Despite a 22% decline in its third-quarter profit, Ford (F) raced ahead of Wall Street expectations and raised its full-year outlook on a brighter forecast for the European auto market.

The second-largest U.S. automaker is now looking to post a pretax profit higher than last year’s $8 billion, while losses in Europe are expected to narrow. Ford previously estimated both figures would remain level year-over-year.

Ford also upped its margin view, projecting to top its 2012 automotive operating margin of 5.3%.

Shares jumped 2.9% to $18.03 in pre-market trading Thursday. The stock was already up 35.3% on the year as of Wednesday’s close.

The Dearborn, Mich., company’s net income fell to $1.27 billion, or 31 cents a share, from $1.63 billion, or 21 cents a share, in the year-ago period. The latest period included $250 million in European restructuring charges and another $145 million in charges related to employee pensions.

Excluding those one-time items, Ford logged adjusted earnings of 45 cents a share to beat the 38 cents expected by analysts.

Revenue climbed 12% to $36 billion, which topped estimates by about $1 billion.

The third quarter marked the first time in more than two years that Ford saw a combined profit in its three international regions.

Ford’s North American pre-tax profit was roughly flat at $2.3 billion. The car maker had a $159 million pre-tax profit in South America, well above the $9 million reported last year. Earnings nearly tripled in Asia Pacific and Africa to $126 million.

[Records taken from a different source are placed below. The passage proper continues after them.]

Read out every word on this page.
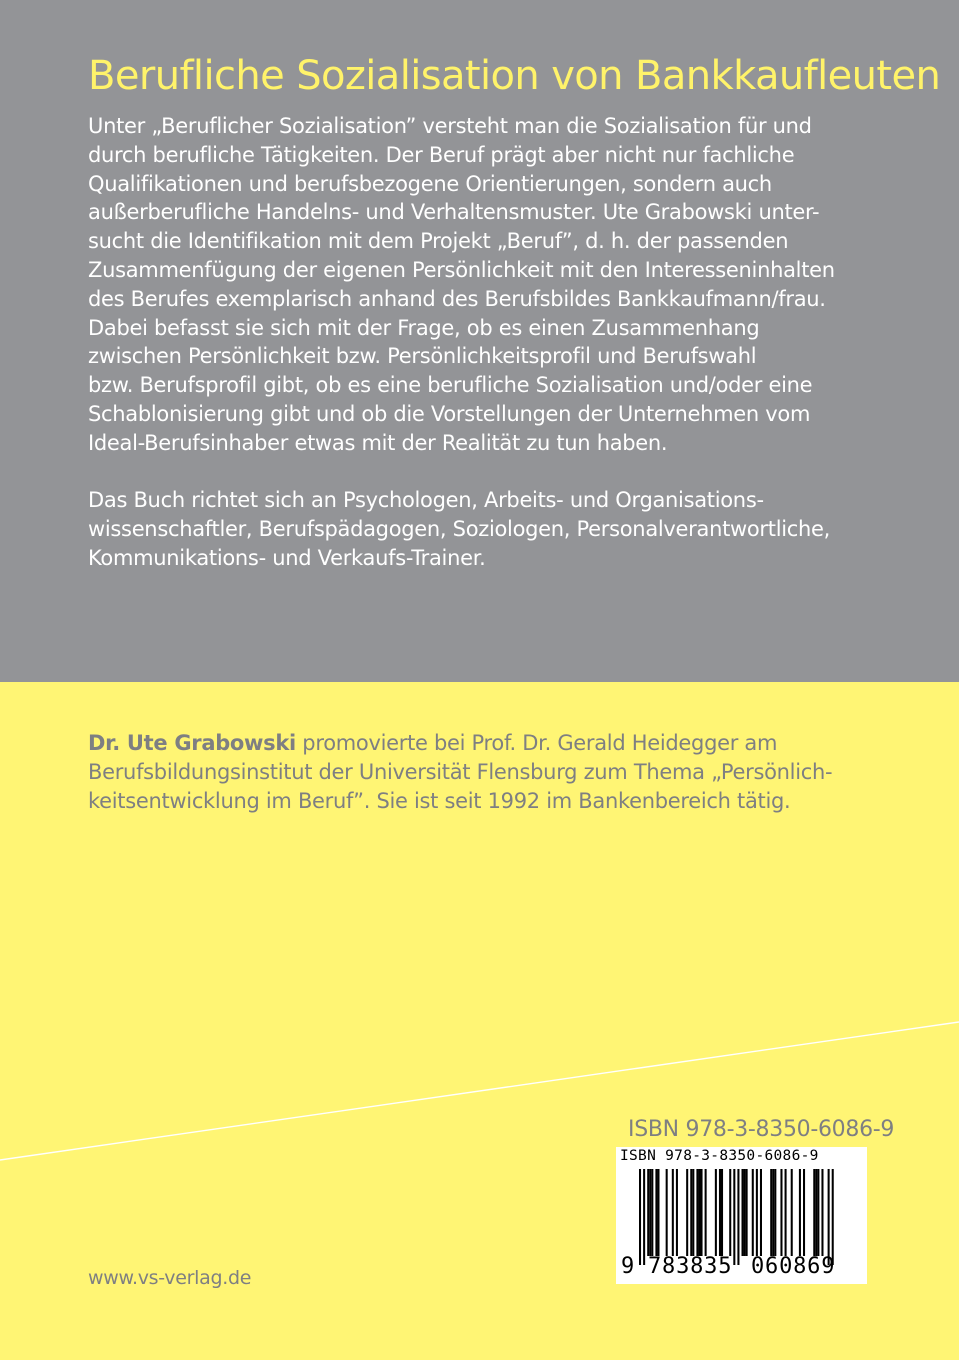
Berufliche Sozialisation von Bankkaufleuten

Unter „Beruflicher Sozialisation” versteht man die Sozialisation für und
durch berufliche Tätigkeiten. Der Beruf prägt aber nicht nur fachliche
Qualifikationen und berufsbezogene Orientierungen, sondern auch
außerberufliche Handelns- und Verhaltensmuster. Ute Grabowski unter-
sucht die Identifikation mit dem Projekt „Beruf”, d. h. der passenden
Zusammenfügung der eigenen Persönlichkeit mit den Interesseninhalten
des Berufes exemplarisch anhand des Berufsbildes Bankkaufmann/frau.
Dabei befasst sie sich mit der Frage, ob es einen Zusammenhang
zwischen Persönlichkeit bzw. Persönlichkeitsprofil und Berufswahl
bzw. Berufsprofil gibt, ob es eine berufliche Sozialisation und/oder eine
Schablonisierung gibt und ob die Vorstellungen der Unternehmen vom
Ideal-Berufsinhaber etwas mit der Realität zu tun haben.

Das Buch richtet sich an Psychologen, Arbeits- und Organisations-
wissenschaftler, Berufspädagogen, Soziologen, Personalverantwortliche,
Kommunikations- und Verkaufs-Trainer.

Dr. Ute Grabowski promovierte bei Prof. Dr. Gerald Heidegger am
Berufsbildungsinstitut der Universität Flensburg zum Thema „Persönlich-
keitsentwicklung im Beruf”. Sie ist seit 1992 im Bankenbereich tätig.

ISBN 978-3-8350-6086-9
ISBN 978-3-8350-6086-9
9 783835 060869
www.vs-verlag.de
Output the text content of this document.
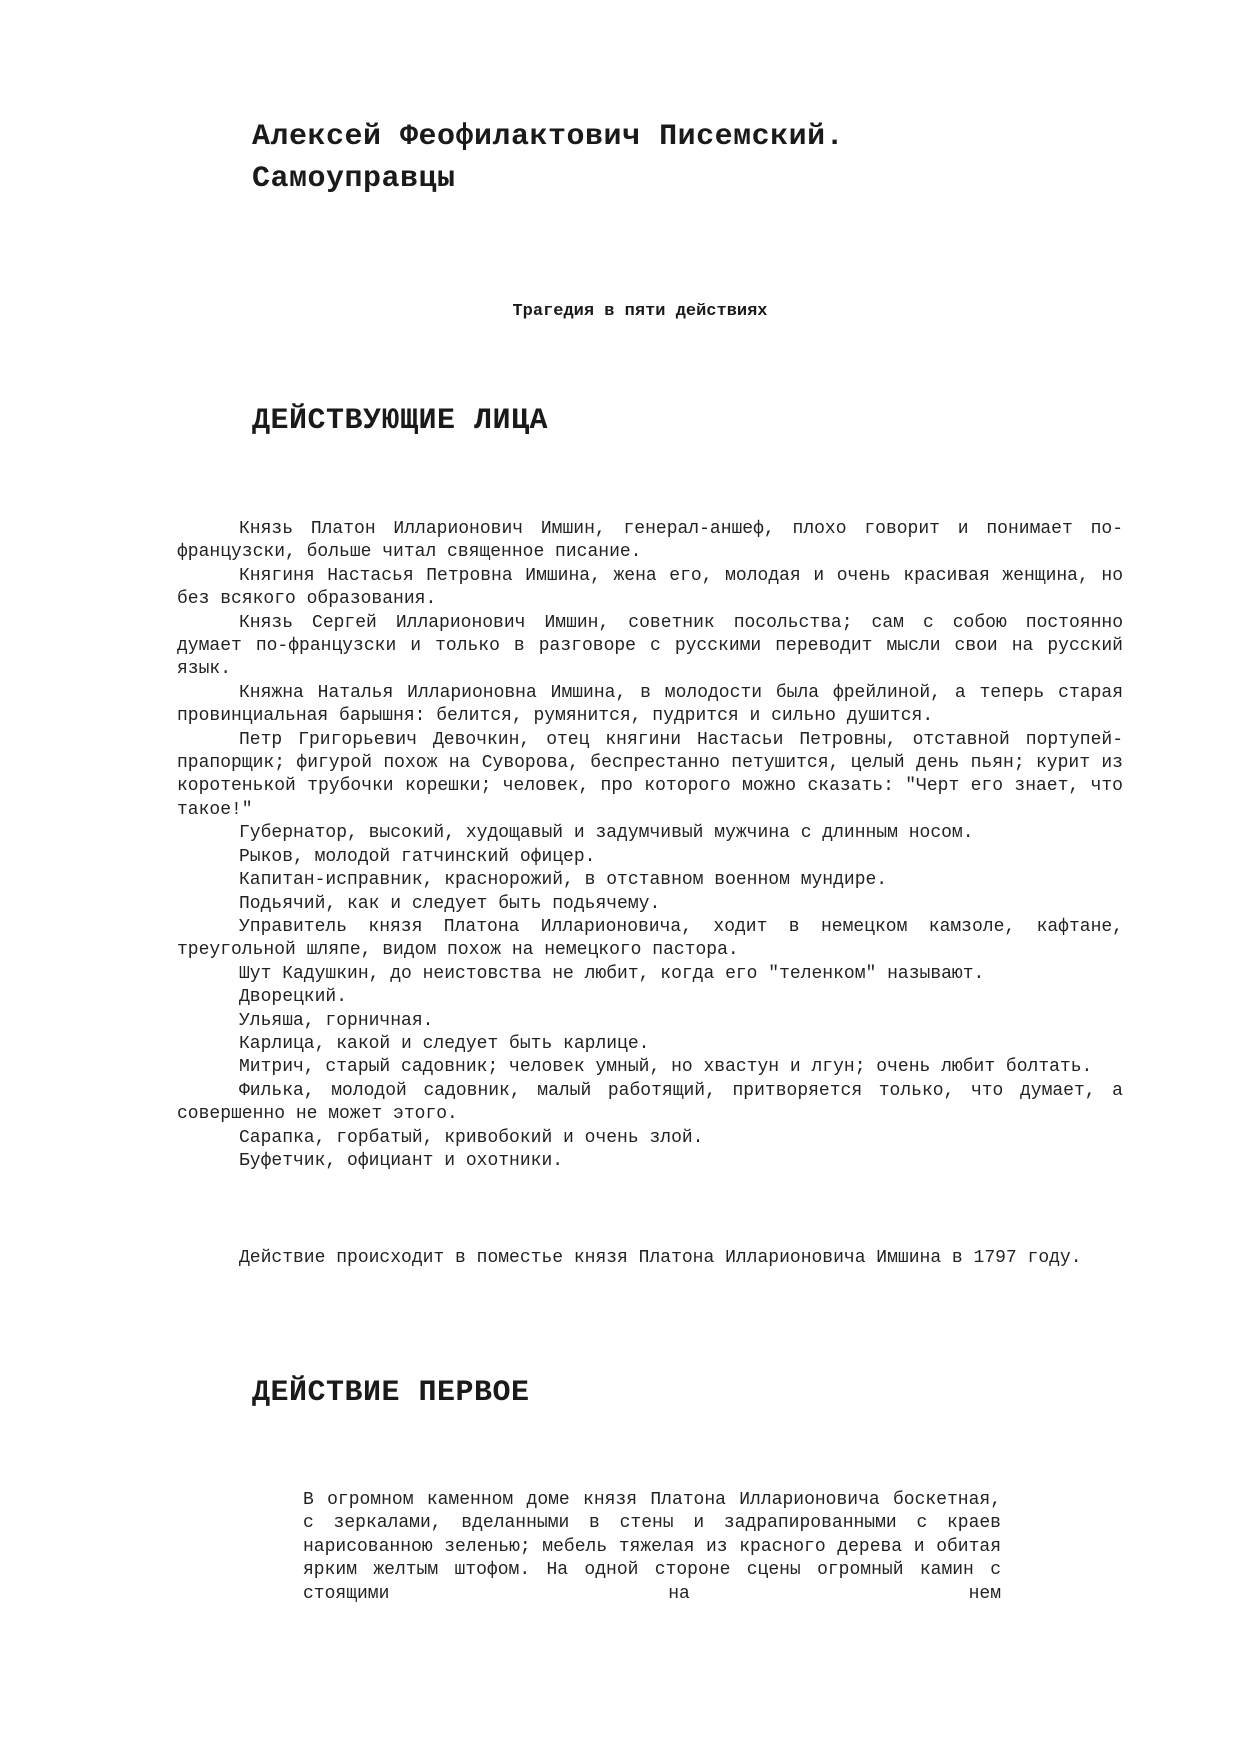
Алексей Феофилактович Писемский.
Самоуправцы

Трагедия в пяти действиях

ДЕЙСТВУЮЩИЕ ЛИЦА

Князь Платон Илларионович Имшин, генерал-аншеф, плохо говорит и понимает по-французски, больше читал священное писание.

Княгиня Настасья Петровна Имшина, жена его, молодая и очень красивая женщина, но без всякого образования.

Князь Сергей Илларионович Имшин, советник посольства; сам с собою постоянно думает по-французски и только в разговоре с русскими переводит мысли свои на русский язык.

Княжна Наталья Илларионовна Имшина, в молодости была фрейлиной, а теперь старая провинциальная барышня: белится, румянится, пудрится и сильно душится.

Петр Григорьевич Девочкин, отец княгини Настасьи Петровны, отставной портупей-прапорщик; фигурой похож на Суворова, беспрестанно петушится, целый день пьян; курит из коротенькой трубочки корешки; человек, про которого можно сказать: "Черт его знает, что такое!"

Губернатор, высокий, худощавый и задумчивый мужчина с длинным носом.

Рыков, молодой гатчинский офицер.

Капитан-исправник, краснорожий, в отставном военном мундире.

Подьячий, как и следует быть подьячему.

Управитель князя Платона Илларионовича, ходит в немецком камзоле, кафтане, треугольной шляпе, видом похож на немецкого пастора.

Шут Кадушкин, до неистовства не любит, когда его "теленком" называют.

Дворецкий.

Ульяша, горничная.

Карлица, какой и следует быть карлице.

Митрич, старый садовник; человек умный, но хвастун и лгун; очень любит болтать.

Филька, молодой садовник, малый работящий, притворяется только, что думает, а совершенно не может этого.

Сарапка, горбатый, кривобокий и очень злой.

Буфетчик, официант и охотники.

Действие происходит в поместье князя Платона Илларионовича Имшина в 1797 году.

ДЕЙСТВИЕ ПЕРВОЕ

В огромном каменном доме князя Платона Илларионовича боскетная, с зеркалами, вделанными в стены и задрапированными с краев нарисованною зеленью; мебель тяжелая из красного дерева и обитая ярким желтым штофом. На одной стороне сцены огромный камин с стоящими на нем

In Europe, Ford narrowed its losses to $228 million from $470 million. The company said revenue in the lagging European auto market was up 12% amid higher volume.

Earlier this month, Ford bucked a downward trend in the industry to post a 5.8% increase in September U.S. sales. Most of its rivals saw weaker demand year-over-year since Labor Day sales were included in August sales reports.

Ford’s U.S. sales are up 12% through the third quarter.

The automaker did cut its anticipated fourth-quarter production in North America to 770,000 vehicles, 15,000 fewer than its prior estimate. But that would still reflect an improvement of 35,000 vehicles compared to a year ago.